Pendant la Guerre froide, l’URSS, fondée sur un système idéologique et un pouvoir autocratique, avait pour principal objectif la conquête mondiale, avec des moyens correspondants, une technologie adaptée bien qu’un peu obsolète, un nombre important de personnels dans tous les pays. Le KGB était le bras armé du parti unique ; il a participé à la création des goulags, aux purges staliniennes. La France, beaucoup plus modeste, se concentrait sur l’espionnage économique pour maintenir sa place dans le jeu diplomatique.

Le mot espion est péjoratif, et ne concerne que les services secrets ennemis. Eux sont des officiers traitants, ils se considèrent comme des hommes du renseignement, dirigeant et formant les agents de terrain qui doivent se procurer les secrets des forces adverses. En France, les basses besognes sont effectuées par le Service Action. Dans l’affaire Ben Barka, qui fut enlevé en 1965, on a enfin su que le Mossad avait tout orchestré en remerciement du Maroc pour service rendu, en tuant et enterrant l’opposant au roi Hassan II avec le général Oufkir - lui-même assassiné plus tard -, sans l’aval de de Gaulle, sur le sol français où les services secrets français n’ont joué qu’un rôle anecdotique. Dans la tragédie du Rainbow Warrior, un photographe portugais est mort à cause du plan foireux français.
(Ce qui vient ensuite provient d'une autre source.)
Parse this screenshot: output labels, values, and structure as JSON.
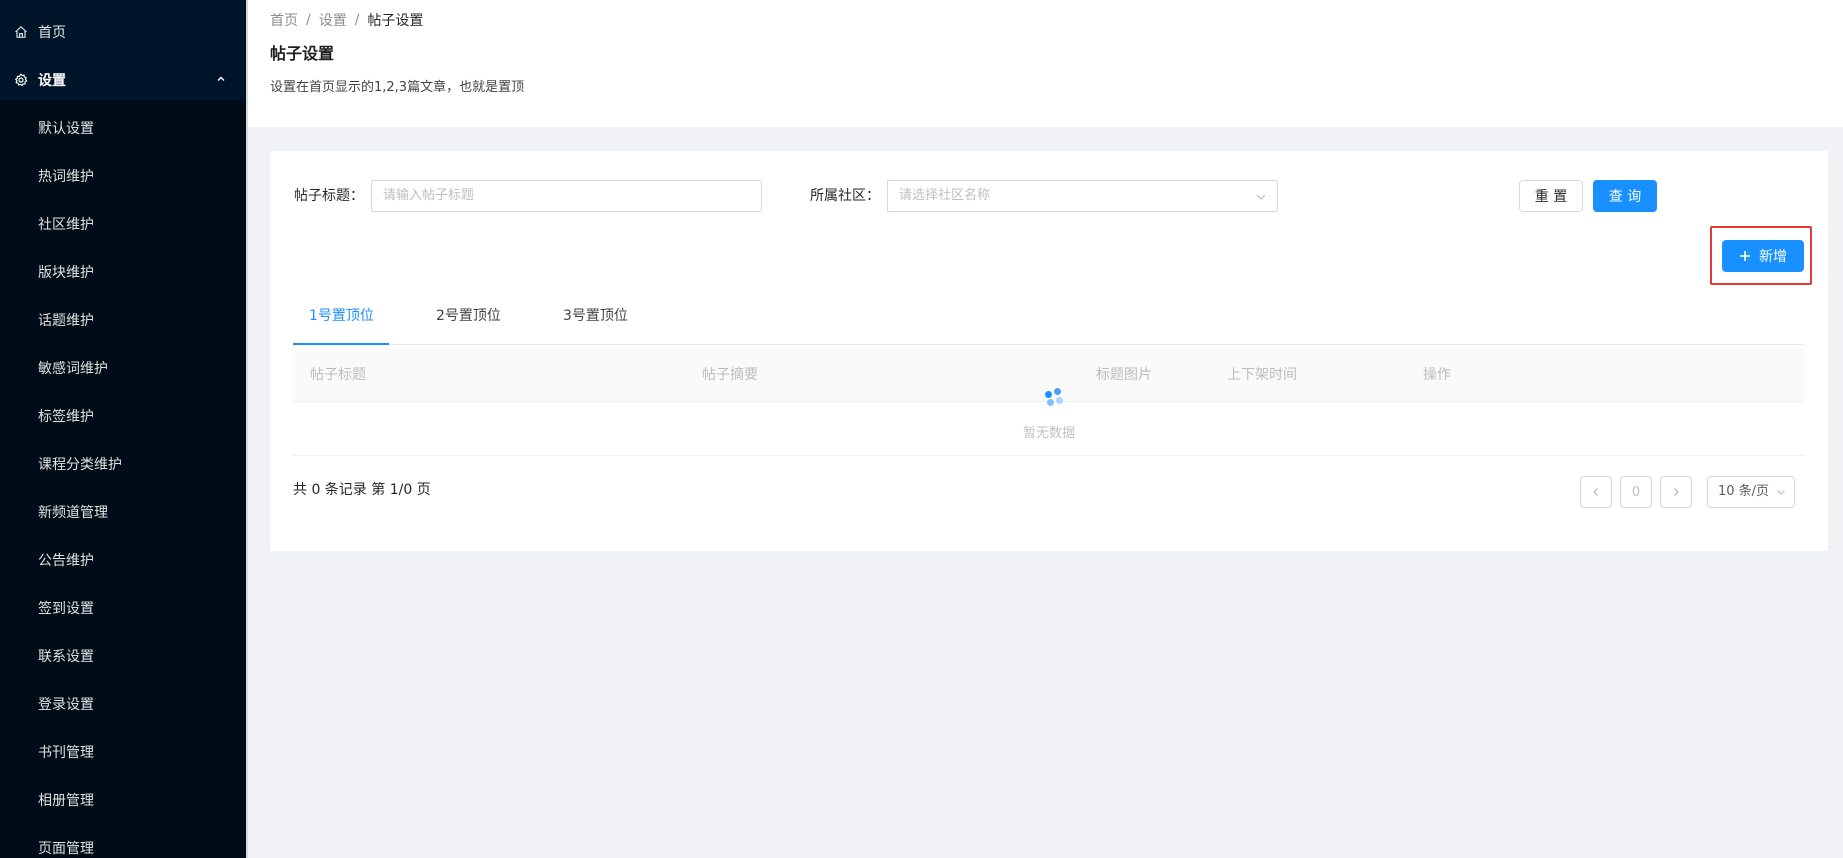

Le Vatican, sans structure officielle, a un très bon réseau d’information dans le monde catholique... bien qu’un peu soudoyé par la mafia : les hautes instances catholiques savent nager en eau trouble (loge P2, directeur de la banque Ambrosiano du Vatican, trouvé suicidé sous un pont londonien, malencontreusement pendu). Au palmarès du KGB, on peut mettre l’attentat raté du pape Jean-Paul II, les services bulgares n’étant que des exécutants.

Aujourd’hui la technique a beaucoup évolué, les deux intervenants sont un peu dépassés, l’ennemi a changé, bien que Poutine, ancien officier raté du KGB, contrairement à sa légende, maintienne partout la pression. «Nos alliés d’aujourd’hui sont nos ennemis de demain». L’espionnage est éternel, depuis Moïse qui a envoyé douze hommes en espions au pays de Canaan, il est inhérent à la nature humaine. La guerre s’est déplacée géographiquement depuis le 11 septembre 2001 (la CIA aurait fabriqué Ben Laden). Chaque pays a des visées hégémoniques pour intoxiquer l’ennemi, lui faire perdre ses repères.

Le constant le plus important de ces entretiens est le suivant : par leur fonction, ces deux spécialistes du silence ou de la parole tronquée, du secret et de la dissimulation... n'inspirent pas confiance, ils ne livrent que des informations banales, éventées, et la fin du livre laissera le lecteur dans une profonde frustration. Les deux hommes s’amusent, loin des vrais enjeux et de leurs méthodes réelles.

La préface et la postface d’Eric Dénécé sont remarquables de concision et très didactiques ; elles éclairent plus la lecture que l'entretien. Qui nous dit que Serguei Jirnov, officiellement en délicatesse avec la Russie, ne vit pas en France sous légende ?... «Ce qui travaillait la tête était davantage le secret que le danger. Le secret pèse lourd. Ne pas pouvoir se confier ou avoir l’obligation de se souvenir à chaque moment de tous les détails de sa légende demande un important travail sur soi».